The Invisible Leash: Why RLVR May Not Escape Its Origin

Published: 2025-07-20

Link: http://arxiv.org/pdf/2507.14843

1. 📘 Topic and Domain: The paper examines the limitations of Reinforcement Learning with Verifiable Rewards (RLVR) in large language models, specifically focusing on reasoning capabilities and model behavior.

2. 💡 Previous Research and New Ideas: Based on recent advances in large reasoning models using RLVR, the paper proposes a new theoretical framework showing that RLVR is constrained by the base model's support and operates as a conservative reweighting mechanism.

3. ❓ Problem: The paper investigates whether RLVR truly expands a model's reasoning capabilities or merely amplifies existing high-reward outputs from the base model.

4. 🛠️ Methods: The authors conduct theoretical analysis and empirical experiments across various reasoning tasks, examining empirical support dynamics, entropy metrics, and performance on mathematical and non-mathematical reasoning benchmarks.

5. 📊 Results and Evaluation: Results show that while RLVR improves pass@1 accuracy, it tends to shrink rather than expand the model's empirical support, with entropy reduction leading to narrower solution spaces and potentially missing valid solutions accessible to the base model.

The Invisible Leash: Why RLVR May Not Escape Its Origin

1/2

Paper 2

Pixels, Patterns, but No Poetry: To See The World like Humans

Published: 2025-07-21

Link: http://arxiv.org/pdf/2507.16863

1. 📘 Topic and Domain: The paper focuses on evaluating and testing the visual perception capabilities of Multimodal Large Language Models (MLLMs) through a new benchmark called Turing Eye Test (TET).

2. 💡 Previous Research and New Ideas: Previous research focused on reasoning capabilities of MLLMs, while this paper proposes a novel approach by shifting focus to testing fundamental visual perception abilities through specialized perceptual tasks.

3. ❓ Problem: The paper addresses whether MLLMs can truly perceive visual information like humans do, revealing a fundamental gap between machine and human perception capabilities.
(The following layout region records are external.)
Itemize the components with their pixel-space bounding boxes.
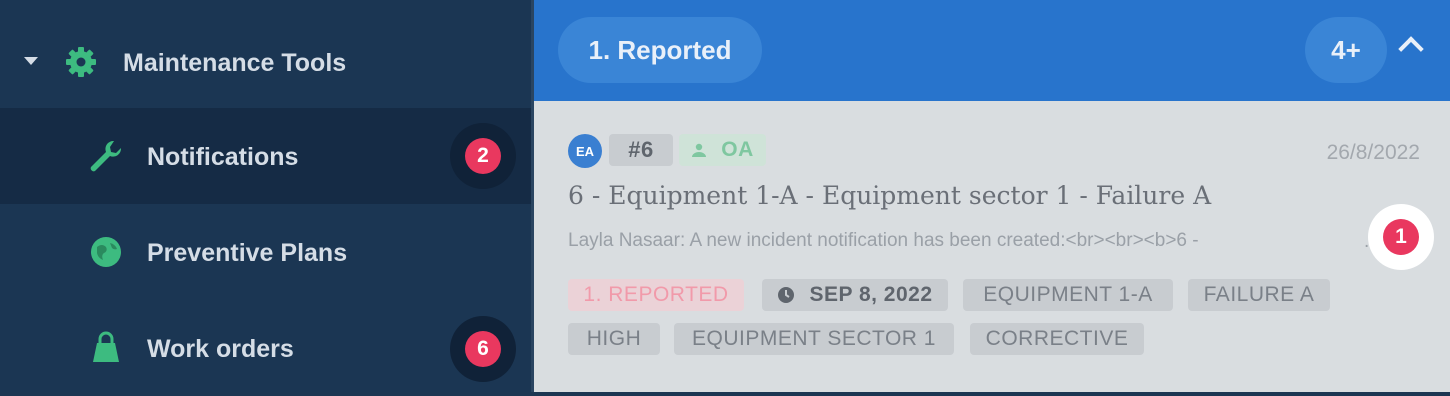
assignee-label: OA — [721, 138, 754, 161]
badge-count: 2 — [465, 138, 501, 174]
work-orders-count-badge: 6 — [450, 316, 516, 382]
caret-down-icon[interactable] — [24, 57, 38, 65]
badge-count: 6 — [465, 331, 501, 367]
equipment-tag: EQUIPMENT 1-A — [963, 279, 1173, 311]
card-indicator-badge: 1 — [1368, 204, 1434, 270]
avatar: EA — [568, 134, 602, 168]
due-date-label: SEP 8, 2022 — [809, 283, 933, 306]
bag-icon — [89, 331, 123, 365]
type-tag: CORRECTIVE — [970, 323, 1144, 355]
card-date: 26/8/2022 — [1326, 141, 1420, 164]
status-tag: 1. REPORTED — [568, 279, 744, 311]
badge-count: 1 — [1383, 219, 1419, 255]
priority-tag: HIGH — [568, 323, 660, 355]
column-count-badge: 4+ — [1305, 17, 1387, 83]
card-excerpt: Layla Nasaar: A new incident notificatio… — [568, 230, 1199, 251]
due-date-tag: SEP 8, 2022 — [762, 279, 948, 311]
kanban-column: 1. Reported 4+ EA #6 OA 26/8/2022 6 - Eq… — [531, 0, 1450, 392]
notification-card[interactable]: EA #6 OA 26/8/2022 6 - Equipment 1-A - E… — [534, 101, 1450, 392]
sidebar-item-notifications[interactable]: Notifications 2 — [0, 108, 531, 204]
assignee-chip: OA — [679, 134, 766, 166]
sidebar-item-work-orders[interactable]: Work orders 6 — [0, 300, 531, 396]
sidebar-item-label: Work orders — [147, 335, 294, 363]
sidebar-item-label: Notifications — [147, 143, 299, 171]
person-icon — [692, 143, 707, 157]
sidebar-item-preventive-plans[interactable]: Preventive Plans — [0, 204, 531, 300]
card-title[interactable]: 6 - Equipment 1-A - Equipment sector 1 -… — [568, 181, 1211, 210]
column-header: 1. Reported 4+ — [534, 0, 1450, 101]
sidebar-item-label: Preventive Plans — [147, 239, 348, 267]
globe-icon — [89, 235, 123, 269]
notification-count-badge: 2 — [450, 123, 516, 189]
card-number: #6 — [609, 134, 673, 166]
failure-tag: FAILURE A — [1188, 279, 1330, 311]
gear-icon — [64, 45, 98, 79]
column-title[interactable]: 1. Reported — [558, 17, 762, 83]
sidebar-section-maintenance-tools[interactable]: Maintenance Tools — [0, 14, 531, 110]
sidebar: Maintenance Tools Notifications 2 Preven… — [0, 0, 531, 392]
sector-tag: EQUIPMENT SECTOR 1 — [674, 323, 954, 355]
chevron-up-icon[interactable] — [1398, 36, 1424, 62]
clock-icon — [778, 287, 795, 303]
wrench-icon — [88, 138, 122, 172]
sidebar-section-label: Maintenance Tools — [123, 49, 347, 77]
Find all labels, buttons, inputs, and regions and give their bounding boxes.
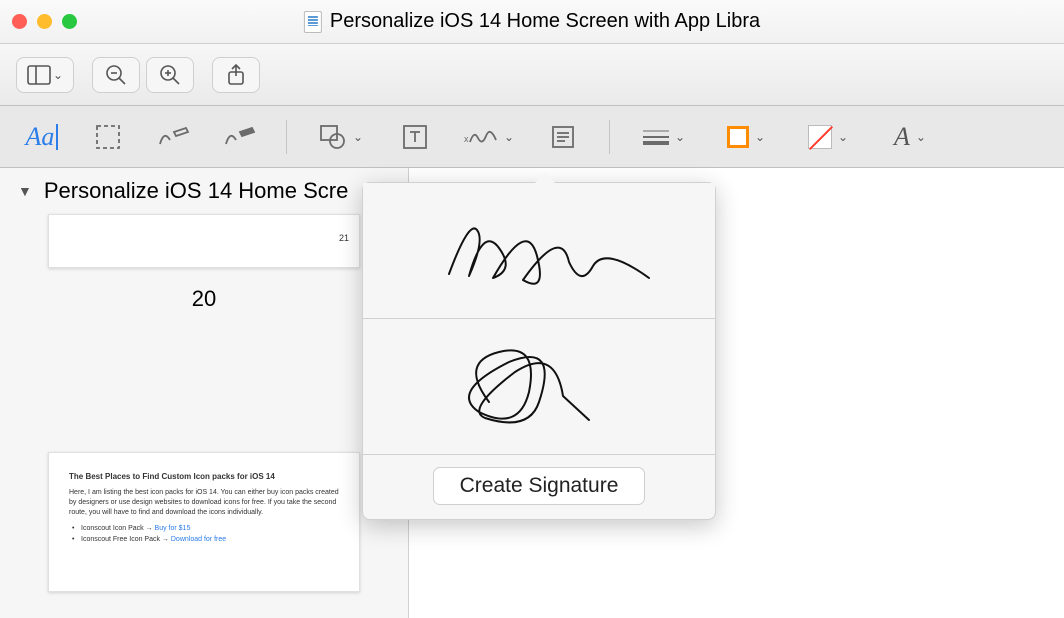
zoom-out-button[interactable]	[92, 57, 140, 93]
note-tool[interactable]	[543, 117, 583, 157]
signature-tool[interactable]: x ⌄	[461, 117, 517, 157]
disclosure-triangle-icon: ▼	[18, 183, 32, 199]
sketch-tool[interactable]	[154, 117, 194, 157]
shapes-tool[interactable]: ⌄	[313, 117, 369, 157]
window-title: Personalize iOS 14 Home Screen with App …	[304, 10, 760, 33]
svg-text:x: x	[464, 134, 469, 144]
sidebar-view-button[interactable]: ⌄	[16, 57, 74, 93]
thumbnail-paragraph: Here, I am listing the best icon packs f…	[69, 488, 339, 517]
chevron-down-icon: ⌄	[53, 68, 63, 82]
thumbnails-sidebar: ▼ Personalize iOS 14 Home Scre 21 20 The…	[0, 168, 408, 618]
fill-color-swatch	[808, 125, 832, 149]
chevron-down-icon: ⌄	[504, 130, 514, 144]
chevron-down-icon: ⌄	[353, 130, 363, 144]
markup-toolbar: Aa ⌄ x ⌄ ⌄ ⌄ ⌄ A ⌄	[0, 106, 1064, 168]
rectangular-selection-tool[interactable]	[88, 117, 128, 157]
chevron-down-icon: ⌄	[755, 130, 765, 144]
zoom-in-button[interactable]	[146, 57, 194, 93]
page-thumbnail[interactable]: 21	[48, 214, 360, 268]
document-name-label: Personalize iOS 14 Home Scre	[44, 178, 348, 204]
toolbar-divider	[609, 120, 610, 154]
chevron-down-icon: ⌄	[675, 130, 685, 144]
window-titlebar: Personalize iOS 14 Home Screen with App …	[0, 0, 1064, 44]
border-color-tool[interactable]: ⌄	[718, 117, 774, 157]
traffic-lights	[12, 14, 77, 29]
page-thumbnail[interactable]: The Best Places to Find Custom Icon pack…	[48, 452, 360, 592]
create-signature-button[interactable]: Create Signature	[433, 467, 646, 505]
document-icon	[304, 11, 322, 33]
draw-tool[interactable]	[220, 117, 260, 157]
border-weight-tool[interactable]: ⌄	[636, 117, 692, 157]
saved-signature-2[interactable]	[363, 319, 715, 455]
main-toolbar: ⌄	[0, 44, 1064, 106]
thumbnail-heading: The Best Places to Find Custom Icon pack…	[69, 471, 339, 482]
border-color-swatch	[727, 126, 749, 148]
saved-signature-1[interactable]	[363, 183, 715, 319]
text-style-tool[interactable]: A ⌄	[882, 117, 938, 157]
fullscreen-window-button[interactable]	[62, 14, 77, 29]
signature-popover: Create Signature	[362, 182, 716, 520]
thumbnail-list-item: Iconscout Icon Pack → Buy for $15	[81, 524, 339, 534]
page-number-label: 20	[0, 286, 408, 312]
minimize-window-button[interactable]	[37, 14, 52, 29]
popover-footer: Create Signature	[363, 455, 715, 519]
chevron-down-icon: ⌄	[838, 130, 848, 144]
thumbnail-page-number: 21	[339, 233, 349, 243]
share-button[interactable]	[212, 57, 260, 93]
close-window-button[interactable]	[12, 14, 27, 29]
text-select-tool[interactable]: Aa	[22, 117, 62, 157]
toolbar-divider	[286, 120, 287, 154]
thumbnail-list-item: Iconscout Free Icon Pack → Download for …	[81, 535, 339, 545]
chevron-down-icon: ⌄	[916, 130, 926, 144]
sidebar-header[interactable]: ▼ Personalize iOS 14 Home Scre	[0, 168, 408, 214]
window-title-text: Personalize iOS 14 Home Screen with App …	[330, 10, 760, 33]
fill-color-tool[interactable]: ⌄	[800, 117, 856, 157]
text-box-tool[interactable]	[395, 117, 435, 157]
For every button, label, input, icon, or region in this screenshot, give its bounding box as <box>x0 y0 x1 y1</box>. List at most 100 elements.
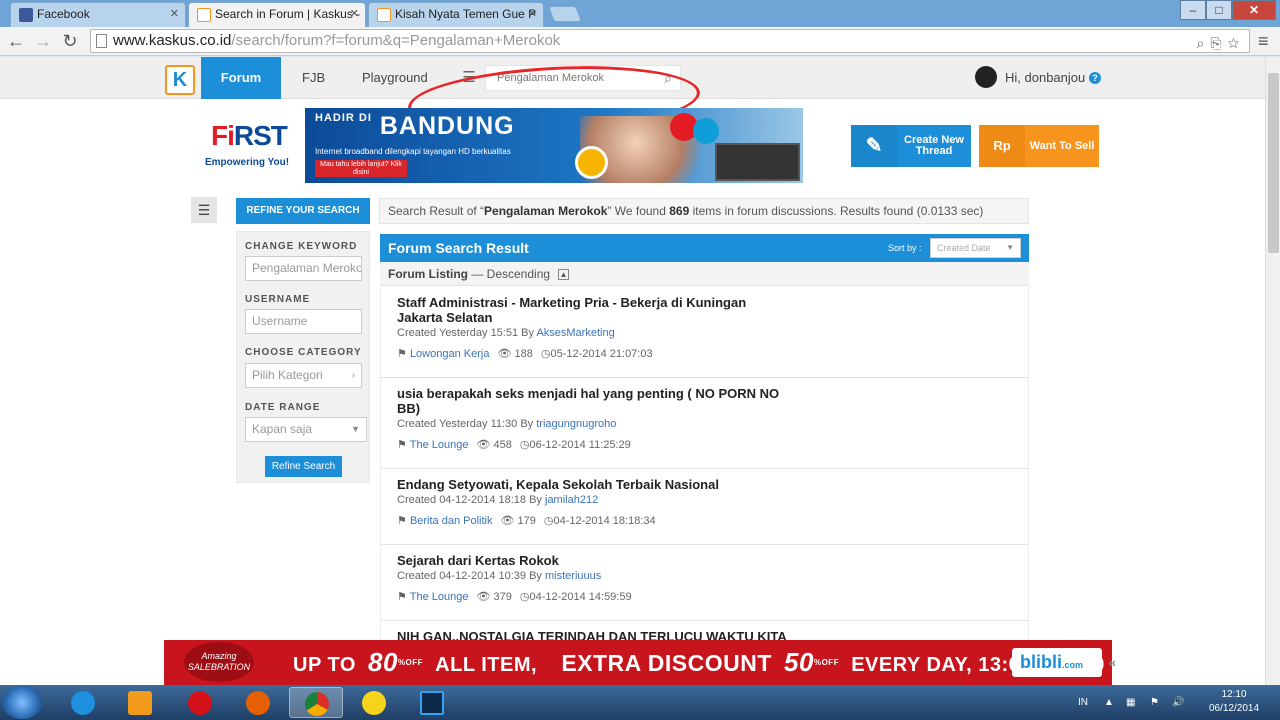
new-tab-button[interactable] <box>548 6 582 22</box>
address-bar[interactable]: www.kaskus.co.id/search/forum?f=forum&q=… <box>90 29 1250 53</box>
want-to-sell-button[interactable]: Rp Want To Sell <box>979 125 1099 167</box>
clock-icon: ◷ <box>519 439 530 451</box>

4. 🛠️ Methods: The authors created four diagnostic tasks (HiddenText, 3DCaptcha, ColorBlind, and ChineseLigatures) and evaluated 15 state-of-the-art MLLMs using Pass@1 and Pass@K metrics, along with analyzing model behavior through Grad-CAM visualization.

5. 📊 Results and Evaluation: Results showed catastrophic failures of current MLLMs on these perceptual tasks, with most models achieving near-zero success rates, while fine-tuning the vision tower enabled rapid adaptation, suggesting the limitation lies in visual perception rather than reasoning capabilities.

Pixels, Patterns, but No Poetry: To See The World like Humans

1/2

Paper 3

nablaNABLA: Neighborhood Adaptive Block-Level Attention

Published: 2025-07-17

Link: http://arxiv.org/pdf/2507.13546

1. 📘 Topic and Domain: Video generation using transformer models, specifically focusing on optimizing attention mechanisms in video diffusion transformers.

2. 💡 Previous Research and New Ideas: Based on previous work in sparse attention mechanisms and Sliding Tile Attention (STA), proposes a novel adaptive approach called NABLA that dynamically determines attention patterns rather than using fixed patterns.

3. ❓ Problem: Addresses the quadratic computational complexity of full attention mechanisms in video generation transformers, which becomes a bottleneck for high-resolution and long-duration videos.

4. 🛠️ Methods: Implements a Neighborhood Adaptive Block-Level Attention mechanism that uses downsampling and thresholding to dynamically select important attention blocks, combined with STA for optimal performance.

5. 📊 Results and Evaluation: Achieved 2.7× faster training and inference compared to baseline models while maintaining equivalent quality metrics (CLIP score, VBench score, human evaluation), with successful validation through both objective metrics and human evaluation studies.